The Hype Hall of Fame

The real reason why the NBA lottery matters to more than Grizzlies fans.

Posted by John Branston on Thu, May 24, 2007 at 4:00 AM

Twelve stories, and not one of them hit the nail on the head.

The Commercial Appeal's two-week Grizzlies-palooza failed to identify the real reason the newspaper is so fired up about Tuesday's NBA draft lottery.

It's not, as the headline over columnist Geoff Calkins' story said, because the "Future of Griz riding on right bounce." Nor is it, as the headline over Grizzlies beat writer Ron Tillery's story said, "Why the Grizzlies NEED to win the lottery."

It's because the future of the CA is riding on the right bounce, and the CA NEEDS to win the lottery.

Daily newspapers and sportswriters are always among the big winners when a professional sports franchise comes to town, but they rarely admit it. Major-league sports is one of the few subjects that can still attract a mass audience of fans and readers. The news operations of television stations — there are five of them in Memphis — can make it on murder and mayhem and weather. A daily newspaper — there is one of them in Memphis — and good writers like Calkins and Tillery need headliners and big stories.

No Grizzlies means nothing but the Redbirds, golf, and prep sports to "fill" the space between Tiger basketball and SEC football. And that would mean further declines in a readership that is already shrinking.

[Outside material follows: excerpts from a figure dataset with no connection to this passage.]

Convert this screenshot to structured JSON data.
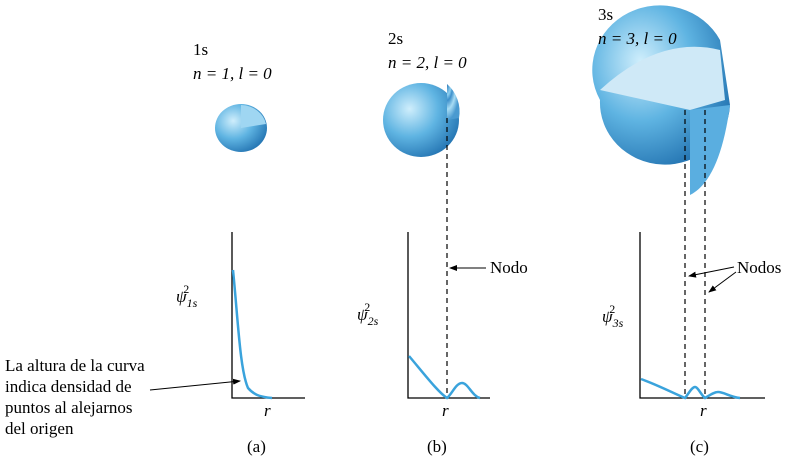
{
  "panels": [
    {
      "orbital": "1s",
      "quantum_numbers": "n = 1, l = 0",
      "y_symbol": "ψ",
      "y_subscript": "1s",
      "y_superscript": "2",
      "x_label": "r",
      "caption": "(a)"
    },
    {
      "orbital": "2s",
      "quantum_numbers": "n = 2, l = 0",
      "y_symbol": "ψ",
      "y_subscript": "2s",
      "y_superscript": "2",
      "x_label": "r",
      "caption": "(b)",
      "node_label": "Nodo"
    },
    {
      "orbital": "3s",
      "quantum_numbers": "n = 3, l = 0",
      "y_symbol": "ψ",
      "y_subscript": "3s",
      "y_superscript": "2",
      "x_label": "r",
      "caption": "(c)",
      "node_label": "Nodos"
    }
  ],
  "note": [
    "La altura de la curva",
    "indica densidad de",
    "puntos al alejarnos",
    "del origen"
  ]
}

So, come on, guys, go ahead and say it: Professional athletes are overpaid mercenaries but good local reporters and editors are here for the long haul. If the Grizzlies win the lottery and get one of the top two draft picks, it's good for the franchise and it's also good for the daily paper (and to a lesser extent the Flyer). I don't care if Pau and Stro stay or go, but I do care if Geoff, Ron, Mark Perrusquia, Mary Powers, Otis Sanford, and the Flyer's Chris Herrington and some others stay gainfully employed.

Whether the Grizzlies are all that important to Memphis is another question. Some pretty strong evidence runs the other way: The Detroit Tigers went to the World Series last year; the Detroit Pistons are three games away from the NBA Finals; the Detroit Red Wings are two games away from the NHL Stanley Cup Finals. But the city of Detroit is about 0-5 against the world in the 21st century, with half its population gone since the 1950s, Ford and General Motors bleeding jobs and profits, Chrysler putting its fate in the hands of private-equity investors, and Comerica Bank — the corporation that bought the naming rights to Comerica Park, the home of the Tigers — moving its headquarters to Texas. Not coincidentally, Detroit still has Mitch Albom and two daily newspapers, thanks in no small part to their healthy sports sections.

Pittsburgh has three major-league teams but is also bleeding residents and jobs. And, of course, there is New Orleans, proud home of the Saints.

If the Grizzlies help keep FedEx in Memphis, then FedExForum was worth every dollar. If FedEx were to move a substantial number of jobs, then it wouldn't matter a hoot if the Grizzlies won the NBA championship.

A case can be made that colleges, medical centers, safety, and good public schools are more important to cities than pro sports teams. Think Oxford, Tupelo, Hattiesburg, Cleveland, Mississippi, Nashville, and Murfreesboro. Then think Batesville, West Memphis, McComb, Greenville, and Memphis.

What Memphis needs is a Hype Hall of Fame. The obvious location would be The Pyramid, with plaques commemorating Sidney Shlenker, the inclinator, the Big Dig, the Hard Rock Café, and Rakapolis. The music wing should include a tribute to tributes to Elvis Week. The football wing would feature highlights from the Arena Football League, the USFL, the Mad Dogs, and the uniform and oversized shoulder pads of Albert Means, the greatest football prospect who never made all-conference in college. The basketball wing should have a place for Dajuan Wagner, Bryant Reeves, and The Commercial Appeal's breathless build-up to "Christmas in May," "the ultimate birthday party," and "the biggest thing to happen to Memphis since God invented fire and the pig," otherwise known as the NBA draft lottery.